Thursday, June 7, 2012

Making changes...

This week has been a little difficult for me.  I've been making some changes, doing a lot of thinking, making some plans.  As some of you may know, I have been struggling with my weight for the past 7 years. It's very closely related to circumstances in my life at that time that I internalized and never really dealt with so that I could move on. I've held onto a lot of guilt, a lot of sadness, a lot of regret. It's time to really allow myself to heal. Way past time.

I have so much to be thankful for in my life. So much to celebrate.  So much life to live and dreams left to realize.  It has taken me a long time to get to this place, this place where I feel that I can accept who I am now, forgive myself for mistakes I've made, and finally really move forward.  I generally don't write things like this on the blog, I usually keep these things for my personal journal or for conversations with close friends, but I feel like it's important to just get it out into the universe.  So this is me closing the door on the past and allowing the present to fill me up so that I can look forward to the future.

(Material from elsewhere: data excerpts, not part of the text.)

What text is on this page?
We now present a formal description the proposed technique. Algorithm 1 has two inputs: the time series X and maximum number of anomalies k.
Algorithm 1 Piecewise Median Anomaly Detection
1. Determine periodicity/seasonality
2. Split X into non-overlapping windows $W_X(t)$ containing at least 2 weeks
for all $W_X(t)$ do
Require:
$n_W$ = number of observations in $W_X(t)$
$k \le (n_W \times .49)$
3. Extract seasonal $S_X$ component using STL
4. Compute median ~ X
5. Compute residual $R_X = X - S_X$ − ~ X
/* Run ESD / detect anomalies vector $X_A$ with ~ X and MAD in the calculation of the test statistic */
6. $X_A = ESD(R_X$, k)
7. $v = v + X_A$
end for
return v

This week I celebrated the would've been birthday of an amazing friend that I lost 7 years ago.  An event that started a spiral in my life where I just lost control of who I was, where I wanted to be, and I lost my sense of self-worth and my purpose.  I was in a relationship that damaged me emotionally, but because I was already in a place of emptiness and sadness because of the loss I was feeling, I didn't realize it until it was far too late.  I made choices that caused pain to me, to my family, to my children.  And while I did take action back then to fix our environment, I didn't take the time to fix myself too.  Knowing that this 7 year "anniversary" of sorts was coming up, was kind of a wake up call for me.  While I've been happy and doing okay, I know I haven't been 100% myself.  I wasn't living life to the fullest, which I know would have disappointed my friend to know.  So I've been working on it.  Slowly trying to knock down the walls I've been building up over the years and I'm feeling much more like me than I have in a long time.

Its time to put me more at the top of my list rather than the very bottom, and I'm happy to say that I'm on my way up.  Not going to be an easy journey, or one that will not have it's setbacks but I'm ready to face the challenge.  Baby steps. While this may sound like a silly step, it is definitely a step in the right direction for me- this week I gave up my soda habit.  I'm on day #3.  And it's hard.  Headaches and cravings, and just kind of a slump in energy from not having all that caffeine every day.  Not to mention an overall grouchiness ;-), but I'm doing it.  I need these kinds of changes to help me get stronger, get healthier, get refocused.  I'm already noticing that I don't crave sugary foods as much as I have in the past.  I'm hoping that part of it sticks around! Definitely ready to kiss these headaches good-bye though!

Anyway, thank you for letting me get it out there, and for bearing with me as I go through this process- you may see more posts like this one from me.  I do appreciate the support and encouragement and I promise I'll be back *hopefully* tomorrow with some fun stuff :-)

 

1 comment:

  1. I am so proud of you! You deserve to always be at the top of your list, and I'm so glad you're starting to forgive yourself. I'm here for you if you need anything at all!